Изменить стиль страницы

Странно. Когда дядя Афанасий улыбнулся, лицо его не стало веселее, а по-прежнему оставалось какое-то унылое, хотя и круглое из-за толстых щек.

— Отвечай. Где был так поздно?

Почему-то не захотелось рассказывать про цирк, как праздновали мое рождение. Не люблю я врать, но дяде сказал, что задержался в школе.

Я помог ему принести в нашу комнату чемодан и корзину. Он снял пальто, аккуратно повесил его на Катин халатик у дивана, хотя вешалка у нас прибита в углу. Но я постеснялся сказать. На дяде был новый синий костюм с широченными брюками и вышитая рубашка. Он внимательно осмотрел комнату, вздохнул и сказал:

— Мебелишки-то маловато, э-эх! Помню, у родителей твоих ковер был богатый и буфет… А помещение неплохое, вид из окна, кажется… сколько метров, а?

— В окне? — спросил я.

— Фу ты, бестолковый. В комнате!

— Не знаю я.

— Как так? Надо знать, что имеешь. Наверно, метра двадцать три будет. И паровое отопление. Сколько платите?
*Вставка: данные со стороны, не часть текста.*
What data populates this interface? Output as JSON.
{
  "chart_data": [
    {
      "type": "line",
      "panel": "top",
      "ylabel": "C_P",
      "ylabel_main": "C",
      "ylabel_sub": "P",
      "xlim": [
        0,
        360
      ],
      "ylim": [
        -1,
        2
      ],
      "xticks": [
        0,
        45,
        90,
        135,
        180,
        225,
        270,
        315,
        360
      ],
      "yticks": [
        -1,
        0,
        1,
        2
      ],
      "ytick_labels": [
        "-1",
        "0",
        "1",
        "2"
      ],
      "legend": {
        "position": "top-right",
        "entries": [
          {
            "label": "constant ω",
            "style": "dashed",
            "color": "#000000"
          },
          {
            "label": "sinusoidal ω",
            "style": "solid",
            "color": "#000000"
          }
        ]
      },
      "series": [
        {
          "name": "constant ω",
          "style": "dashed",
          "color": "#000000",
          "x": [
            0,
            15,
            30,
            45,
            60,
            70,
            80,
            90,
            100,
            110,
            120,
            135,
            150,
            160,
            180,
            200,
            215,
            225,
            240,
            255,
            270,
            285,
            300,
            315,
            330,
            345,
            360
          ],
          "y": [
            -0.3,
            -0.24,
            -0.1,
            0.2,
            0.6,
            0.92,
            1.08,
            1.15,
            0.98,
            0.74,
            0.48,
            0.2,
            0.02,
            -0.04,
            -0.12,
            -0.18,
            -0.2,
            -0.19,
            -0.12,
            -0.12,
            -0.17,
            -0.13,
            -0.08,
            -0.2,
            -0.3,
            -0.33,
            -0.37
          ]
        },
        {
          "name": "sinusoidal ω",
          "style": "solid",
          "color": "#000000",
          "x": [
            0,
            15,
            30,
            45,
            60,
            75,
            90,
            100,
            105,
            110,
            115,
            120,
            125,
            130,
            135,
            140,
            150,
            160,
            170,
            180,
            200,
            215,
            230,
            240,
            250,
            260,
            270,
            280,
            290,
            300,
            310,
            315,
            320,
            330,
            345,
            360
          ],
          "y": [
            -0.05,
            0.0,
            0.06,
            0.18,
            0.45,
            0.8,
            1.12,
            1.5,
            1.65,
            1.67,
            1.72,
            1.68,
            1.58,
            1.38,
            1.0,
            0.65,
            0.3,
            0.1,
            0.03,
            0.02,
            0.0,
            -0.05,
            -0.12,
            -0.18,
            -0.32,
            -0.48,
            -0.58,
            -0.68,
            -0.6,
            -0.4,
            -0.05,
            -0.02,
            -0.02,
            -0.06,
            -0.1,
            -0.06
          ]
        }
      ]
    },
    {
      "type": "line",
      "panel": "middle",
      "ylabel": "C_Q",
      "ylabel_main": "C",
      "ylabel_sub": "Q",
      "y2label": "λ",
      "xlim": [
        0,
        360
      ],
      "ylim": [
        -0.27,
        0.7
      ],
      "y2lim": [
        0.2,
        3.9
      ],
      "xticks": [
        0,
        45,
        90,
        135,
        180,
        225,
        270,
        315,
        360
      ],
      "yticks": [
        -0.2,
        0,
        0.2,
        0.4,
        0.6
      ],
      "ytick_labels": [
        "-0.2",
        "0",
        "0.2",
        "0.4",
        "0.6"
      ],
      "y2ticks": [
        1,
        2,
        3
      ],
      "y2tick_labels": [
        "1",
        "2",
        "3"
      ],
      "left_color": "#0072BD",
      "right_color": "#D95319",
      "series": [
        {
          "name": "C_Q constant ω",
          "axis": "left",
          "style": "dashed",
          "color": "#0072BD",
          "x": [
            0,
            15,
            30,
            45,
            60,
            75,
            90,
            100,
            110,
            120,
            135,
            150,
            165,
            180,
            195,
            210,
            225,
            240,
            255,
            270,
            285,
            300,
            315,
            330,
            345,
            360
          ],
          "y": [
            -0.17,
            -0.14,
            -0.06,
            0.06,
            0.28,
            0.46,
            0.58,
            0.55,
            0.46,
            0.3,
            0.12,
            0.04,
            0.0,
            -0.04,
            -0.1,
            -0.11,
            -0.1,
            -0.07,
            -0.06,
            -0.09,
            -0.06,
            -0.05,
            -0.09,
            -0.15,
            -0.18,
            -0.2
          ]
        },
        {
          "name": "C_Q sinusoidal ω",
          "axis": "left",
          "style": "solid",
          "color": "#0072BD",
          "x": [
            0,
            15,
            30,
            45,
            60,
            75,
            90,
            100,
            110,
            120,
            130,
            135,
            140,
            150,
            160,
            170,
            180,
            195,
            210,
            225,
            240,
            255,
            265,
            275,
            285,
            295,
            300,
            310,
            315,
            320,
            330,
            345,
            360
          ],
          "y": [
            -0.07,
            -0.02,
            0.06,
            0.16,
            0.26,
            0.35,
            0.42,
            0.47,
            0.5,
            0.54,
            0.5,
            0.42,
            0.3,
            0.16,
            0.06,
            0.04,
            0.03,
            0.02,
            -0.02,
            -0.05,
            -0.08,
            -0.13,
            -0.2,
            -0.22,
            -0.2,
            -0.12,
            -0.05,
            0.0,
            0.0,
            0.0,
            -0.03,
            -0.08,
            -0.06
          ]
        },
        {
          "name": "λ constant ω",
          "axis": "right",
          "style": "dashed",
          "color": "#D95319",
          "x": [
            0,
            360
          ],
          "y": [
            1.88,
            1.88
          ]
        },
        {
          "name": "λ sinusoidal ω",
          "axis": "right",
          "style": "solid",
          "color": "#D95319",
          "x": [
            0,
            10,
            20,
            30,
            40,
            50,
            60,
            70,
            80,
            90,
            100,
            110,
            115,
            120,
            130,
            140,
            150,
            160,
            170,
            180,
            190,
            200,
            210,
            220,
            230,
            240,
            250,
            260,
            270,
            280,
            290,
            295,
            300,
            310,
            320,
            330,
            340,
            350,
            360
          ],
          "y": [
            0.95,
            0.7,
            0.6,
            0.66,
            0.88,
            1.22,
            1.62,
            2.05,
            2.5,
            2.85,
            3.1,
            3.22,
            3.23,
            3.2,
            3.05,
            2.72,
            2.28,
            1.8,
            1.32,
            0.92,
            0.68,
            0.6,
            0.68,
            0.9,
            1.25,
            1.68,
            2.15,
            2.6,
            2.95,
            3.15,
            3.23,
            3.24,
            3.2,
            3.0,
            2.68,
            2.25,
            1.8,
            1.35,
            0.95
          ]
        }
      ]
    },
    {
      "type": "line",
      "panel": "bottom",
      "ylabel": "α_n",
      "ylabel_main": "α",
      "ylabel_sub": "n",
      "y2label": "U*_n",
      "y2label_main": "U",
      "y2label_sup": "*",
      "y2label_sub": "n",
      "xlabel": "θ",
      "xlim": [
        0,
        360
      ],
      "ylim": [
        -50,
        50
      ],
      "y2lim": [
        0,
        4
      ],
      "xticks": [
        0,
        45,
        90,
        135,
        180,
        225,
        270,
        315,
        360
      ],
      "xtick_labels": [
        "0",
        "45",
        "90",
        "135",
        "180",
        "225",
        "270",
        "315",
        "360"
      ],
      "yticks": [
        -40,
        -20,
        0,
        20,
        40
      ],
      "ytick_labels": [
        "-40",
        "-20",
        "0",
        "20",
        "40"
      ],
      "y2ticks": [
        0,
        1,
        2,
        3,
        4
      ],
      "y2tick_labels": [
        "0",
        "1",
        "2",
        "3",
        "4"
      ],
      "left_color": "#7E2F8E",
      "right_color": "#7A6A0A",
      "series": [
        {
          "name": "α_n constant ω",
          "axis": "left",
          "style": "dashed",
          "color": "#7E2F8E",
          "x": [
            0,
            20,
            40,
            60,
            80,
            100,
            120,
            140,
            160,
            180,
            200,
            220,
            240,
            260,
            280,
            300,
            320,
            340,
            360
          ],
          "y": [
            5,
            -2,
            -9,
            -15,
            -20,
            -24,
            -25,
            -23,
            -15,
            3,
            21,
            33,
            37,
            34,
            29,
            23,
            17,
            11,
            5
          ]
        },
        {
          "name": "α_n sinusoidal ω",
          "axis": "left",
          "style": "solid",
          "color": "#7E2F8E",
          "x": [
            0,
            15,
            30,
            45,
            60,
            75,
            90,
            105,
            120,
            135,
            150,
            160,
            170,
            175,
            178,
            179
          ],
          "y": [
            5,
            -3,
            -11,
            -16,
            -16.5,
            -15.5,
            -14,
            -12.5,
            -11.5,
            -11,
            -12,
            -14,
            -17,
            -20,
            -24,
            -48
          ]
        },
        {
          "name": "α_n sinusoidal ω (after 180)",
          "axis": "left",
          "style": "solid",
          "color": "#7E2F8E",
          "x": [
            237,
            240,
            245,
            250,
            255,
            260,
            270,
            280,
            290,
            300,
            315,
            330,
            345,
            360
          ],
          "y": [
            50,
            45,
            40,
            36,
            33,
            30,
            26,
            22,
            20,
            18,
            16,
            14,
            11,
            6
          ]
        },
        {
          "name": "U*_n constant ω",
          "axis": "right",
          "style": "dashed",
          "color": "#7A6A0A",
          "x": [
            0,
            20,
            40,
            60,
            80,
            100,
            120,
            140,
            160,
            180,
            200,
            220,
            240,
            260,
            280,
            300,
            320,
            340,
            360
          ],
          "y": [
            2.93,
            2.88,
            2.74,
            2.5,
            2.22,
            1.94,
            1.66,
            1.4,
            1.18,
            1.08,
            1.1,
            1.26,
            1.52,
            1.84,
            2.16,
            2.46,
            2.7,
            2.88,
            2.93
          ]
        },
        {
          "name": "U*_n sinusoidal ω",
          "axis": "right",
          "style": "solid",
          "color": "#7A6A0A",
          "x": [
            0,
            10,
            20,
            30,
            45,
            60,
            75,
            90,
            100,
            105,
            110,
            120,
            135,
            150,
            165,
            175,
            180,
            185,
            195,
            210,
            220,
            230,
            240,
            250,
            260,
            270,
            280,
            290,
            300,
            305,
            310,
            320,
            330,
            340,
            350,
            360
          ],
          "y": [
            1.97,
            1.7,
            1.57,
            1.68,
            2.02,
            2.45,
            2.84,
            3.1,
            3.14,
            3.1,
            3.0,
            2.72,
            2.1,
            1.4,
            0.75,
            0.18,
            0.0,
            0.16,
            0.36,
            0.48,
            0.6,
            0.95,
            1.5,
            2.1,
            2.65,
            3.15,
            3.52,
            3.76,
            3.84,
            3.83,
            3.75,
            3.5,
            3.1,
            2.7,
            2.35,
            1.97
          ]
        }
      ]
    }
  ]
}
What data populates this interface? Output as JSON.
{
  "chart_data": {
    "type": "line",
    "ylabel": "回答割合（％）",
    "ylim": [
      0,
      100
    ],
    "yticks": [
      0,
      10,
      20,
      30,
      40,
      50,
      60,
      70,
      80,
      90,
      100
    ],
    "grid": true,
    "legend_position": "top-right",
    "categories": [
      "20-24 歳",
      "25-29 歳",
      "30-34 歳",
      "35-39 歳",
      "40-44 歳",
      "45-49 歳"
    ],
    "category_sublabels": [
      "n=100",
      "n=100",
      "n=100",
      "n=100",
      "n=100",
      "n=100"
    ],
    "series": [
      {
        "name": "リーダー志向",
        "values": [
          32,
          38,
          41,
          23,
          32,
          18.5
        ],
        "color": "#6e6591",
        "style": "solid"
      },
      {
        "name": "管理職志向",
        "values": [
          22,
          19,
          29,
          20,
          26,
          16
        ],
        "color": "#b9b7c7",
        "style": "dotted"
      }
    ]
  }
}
Мне стало еще скучнее, чем в школе на самом нелюбимом уроке, когда его плохо знаю. Конечно, я не представлял себе, сколько стоит это несчастное отопление! За все вместе вносим квартплату, и я сказал дяде, сколько, а он заохал, что дорого. Чтобы отвлечь его от этой математики, я стал собирать на стол к чаю.

Он порылся в корзине и достал большой кусок сала, завернутого в тряпку, копченую рыбу и еще какие-то кульки.

— У вас в городе такого не покушаешь. Угощайся, племянничек, — сказал он, запихивая большие куски в рот.

Мне совсем не хотелось есть, — так вкусно и весело мы обедали в цирке… После чая дядя заторопился спать. Значит, у нас будет жить? Надолго ли? Неудобно было расспрашивать. Он хотел улечься на диване.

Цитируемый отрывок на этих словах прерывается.